Saya dan Oliver Twist
Saat kecil, saya sangat ingin menjadi Oliver Twist. Saya ingin jadi anak hilang, tinggal di penampungan, disekap kawanan penjahat dan dipaksa mencuri di jalanan, kemudian bertemu keluarga sebenarnya yang sangat kaya raya. Happy ending.
Pikiran kanak-kanak memang penuh imajinasi. Dan betapa imajinasi dapat mengubah dan membentuk seseorang, kelak akan menjadi apa seorang anak di masa dewasa. Kata Albert Einstein, imagination is more important than knowledge.
Saya membaca Oliver Twist saat masih di sekolah dasar, entah kelas berapa. Saya bersekolah di sebuah desa kecil. Tentu jauh dari akses toko buku. Orang tua saya, meski mendorong kami dalam hal pendidikan, tidak pernah memperkenalkan saya dengan sengaja pada buku-buku cerita. Tapi saya sudah membaca sejak SD. Banyak buku dan majalah anak-anak. Di sekolah, setiap minggu Pak Pos membawa edisi terbaru Majalah Andaka dan Bobo.
Oliver Twist adalah buku pertama yang saya baca. Buku itu sudah usang. Saya menemukannya secara tidak sengaja di laci lemari ibu saya. Sampulnya sudah tidak ada. Seingat saya, bahkan beberapa halaman pembukaanya sudah sobek. Saya tidak tahu nama penulisnya ketika itu. Saya bahkan tidak tahu bahwa itu edisi terjemahan. Saat kemudian saya kuliah di Jurusan Sastra Inggris Unhas, saya menemukannya kembali di perpustakaan. Edisi Bahasa Inggris. Dan saya mulai mengenal Charles Dickens. Dickens, sastrawan Inggris, mempublikasikan Oliver Twist pertama kali pada 1837.
Sejak mengenal Oliver Twist dan ingin menjadi dirinya, masa kecil saya tidak bisa tenang.
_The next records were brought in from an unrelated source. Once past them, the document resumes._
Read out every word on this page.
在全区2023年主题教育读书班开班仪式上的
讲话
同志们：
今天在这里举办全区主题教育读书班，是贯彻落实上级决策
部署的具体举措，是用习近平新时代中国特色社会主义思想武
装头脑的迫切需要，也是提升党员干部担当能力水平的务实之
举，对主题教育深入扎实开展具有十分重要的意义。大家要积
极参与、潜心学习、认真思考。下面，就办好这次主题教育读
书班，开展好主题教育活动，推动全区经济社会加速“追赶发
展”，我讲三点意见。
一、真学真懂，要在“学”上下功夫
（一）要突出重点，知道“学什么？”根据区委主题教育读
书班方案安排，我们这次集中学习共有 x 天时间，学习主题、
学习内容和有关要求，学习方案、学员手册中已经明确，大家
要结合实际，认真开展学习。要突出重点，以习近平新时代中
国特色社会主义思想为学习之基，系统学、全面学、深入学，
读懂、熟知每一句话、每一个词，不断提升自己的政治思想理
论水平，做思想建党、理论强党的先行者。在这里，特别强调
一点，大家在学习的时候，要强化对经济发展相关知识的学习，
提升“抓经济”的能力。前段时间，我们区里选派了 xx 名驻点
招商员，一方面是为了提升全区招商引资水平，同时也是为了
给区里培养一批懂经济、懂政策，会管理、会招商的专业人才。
Ketika berkunjung ke rumah-rumah saudara, yang pertama saya lakukan adalah membuka laci apa pun yang saya temukan. Sebab saya mengingat bahwa saya menemukan Oliver Twist dalam sebuah laci di rumah saya. Kadang-kadang saya beruntung menemukan buku-buku lain. Bebapa di antaranya masih saya ingat hingga kini. Ada buku yang judulnya kurang lebih: Surat-surat Anak-anak Indonesia untuk Pak Harto, ada kumpulan dongeng, dan beberapa buku cerita.
Ketika bahan bacaan saya habis, saya menjadi gelisah. Ibu saya gusar dan marah. Katanya, jangan terlalu sering membaca. Lebih baik saya membaca buku pelajaran sekolah saja. Ia takut saya jadi gila.
Di sekolah saya ada banyak buku. Buku-buku itu ditaruh dalam lemari dan rak-rak di ruang guru. Ruang perpustakaan tidak terpakai. Kaca jendela yang tak berbingkai di ruang perpustakaan pecah. Lubang di kaca itu cukup untuk seorang anak menyelinap ke dalam. Jadi, perpustakaan kami kosong melompong, meskipun lumayan luas. Isinya hanya meja-meja dan kursi-kursi tak terpakai, berselimut debu tebal.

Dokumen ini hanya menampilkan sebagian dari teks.